Open Access5‐ HT 2B receptor antagonists attenuate myofibroblast differentiation and subsequent fibrotic responses in vitro and in vivo
Author(s) -
Löfdahl Anna,
RydellTörmänen Kristina,
Müller Catharina,
Martina Holst C.,
Thiman Lena,
Ekström Gunilla,
Wenglén Christina,
LarssonCallerfelt AnnaKarin,
WestergrenThorsson Gunilla
Publication year - 2016
Publication title -
physiological reports
Language(s) - English
Resource type - Journals
SCImago Journal Rank - 0.918
H-Index - 39
ISSN - 2051-817X
DOI - 10.14814/phy2.12873
Subject(s) - myofibroblast , decorin , receptor , fibrosis , extracellular matrix , in vivo , chemistry , pulmonary fibrosis , microbiology and biotechnology , cancer research , medicine , biology , pathology , proteoglycan
Pulmonary fibrosis is characterized by excessive accumulation of connective tissue, along with activated extracellular matrix ( ECM )‐producing cells, myofibroblasts.
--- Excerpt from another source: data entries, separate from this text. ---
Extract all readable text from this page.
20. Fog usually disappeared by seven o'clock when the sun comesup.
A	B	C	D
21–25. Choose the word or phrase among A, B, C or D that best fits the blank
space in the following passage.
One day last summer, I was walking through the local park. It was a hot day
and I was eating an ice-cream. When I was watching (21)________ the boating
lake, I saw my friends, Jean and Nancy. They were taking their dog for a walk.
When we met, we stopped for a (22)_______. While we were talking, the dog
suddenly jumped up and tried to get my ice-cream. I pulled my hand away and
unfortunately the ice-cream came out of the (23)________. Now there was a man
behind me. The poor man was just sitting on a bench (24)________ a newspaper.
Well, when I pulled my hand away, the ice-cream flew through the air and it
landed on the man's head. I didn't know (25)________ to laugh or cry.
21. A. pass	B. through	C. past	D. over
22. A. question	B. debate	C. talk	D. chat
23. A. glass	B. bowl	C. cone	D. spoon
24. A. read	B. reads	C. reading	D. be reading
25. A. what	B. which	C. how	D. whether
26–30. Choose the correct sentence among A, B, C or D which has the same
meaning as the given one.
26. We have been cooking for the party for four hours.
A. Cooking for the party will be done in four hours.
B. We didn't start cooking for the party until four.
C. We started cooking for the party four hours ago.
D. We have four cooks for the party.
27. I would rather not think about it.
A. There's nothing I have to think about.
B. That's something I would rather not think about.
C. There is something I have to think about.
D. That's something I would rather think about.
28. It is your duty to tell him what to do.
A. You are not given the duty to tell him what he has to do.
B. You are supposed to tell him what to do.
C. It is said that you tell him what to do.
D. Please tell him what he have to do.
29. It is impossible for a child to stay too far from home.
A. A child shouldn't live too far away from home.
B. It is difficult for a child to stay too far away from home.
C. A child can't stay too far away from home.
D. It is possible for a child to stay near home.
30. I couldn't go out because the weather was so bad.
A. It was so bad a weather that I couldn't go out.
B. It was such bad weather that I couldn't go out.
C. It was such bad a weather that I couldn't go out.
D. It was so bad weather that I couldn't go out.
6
The pathological mechanisms are not well known, however serotonin (5‐ HT ) and 5‐ HT class 2 (5‐ HT 2 ) receptors have been associated with fibrosis. The aim of the present study was to investigate the role of 5‐ HT 2B receptors in fibrosis, using small molecular 5‐ HT 2B receptor antagonists EXT 5 and EXT 9, with slightly different receptor affinity. Myofibroblast differentiation [production of alpha‐smooth muscle actin ( α ‐ SMA )] and ECM synthesis were quantified in vitro, and the effects of the receptor antagonists were evaluated. Pulmonary fibrosis was also modeled in mice by subcutaneous bleomycin administrations (under light isoflurane anesthesia), and the effects of receptor antagonists on tissue density, collagen‐producing cells, myofibroblasts and decorin expression were investigated. In addition, cytokine expression was analyzed in serum. Lung fibroblasts displayed an increased α ‐ SMA ( P < 0.05) and total proteoglycan production ( P < 0.01) when cultured with TGF ‐ β 1 together with 5‐ HT , which were significantly reduced with both receptor antagonists. Following treatment with EXT 5 or EXT 9, tissue density, expression of decorin, number of collagen‐producing cells, and myofibroblasts were significantly decreased in vivo compared to bleomycin‐treated mice. Receptor antagonization also significantly reduced systemic levels of TNF ‐ α and IL ‐1 β , indicating a role in systemic inflammation. In conclusion, 5‐ HT 2B receptor antagonists have potential to prevent myofibroblast differentiation, in vitro and in vivo, with subsequent effect on matrix deposition. The attenuating effects of 5‐ HT 2B receptor antagonists on fibrotic tissue remodeling suggest these receptors as novel targets for the treatment of pulmonary fibrosis.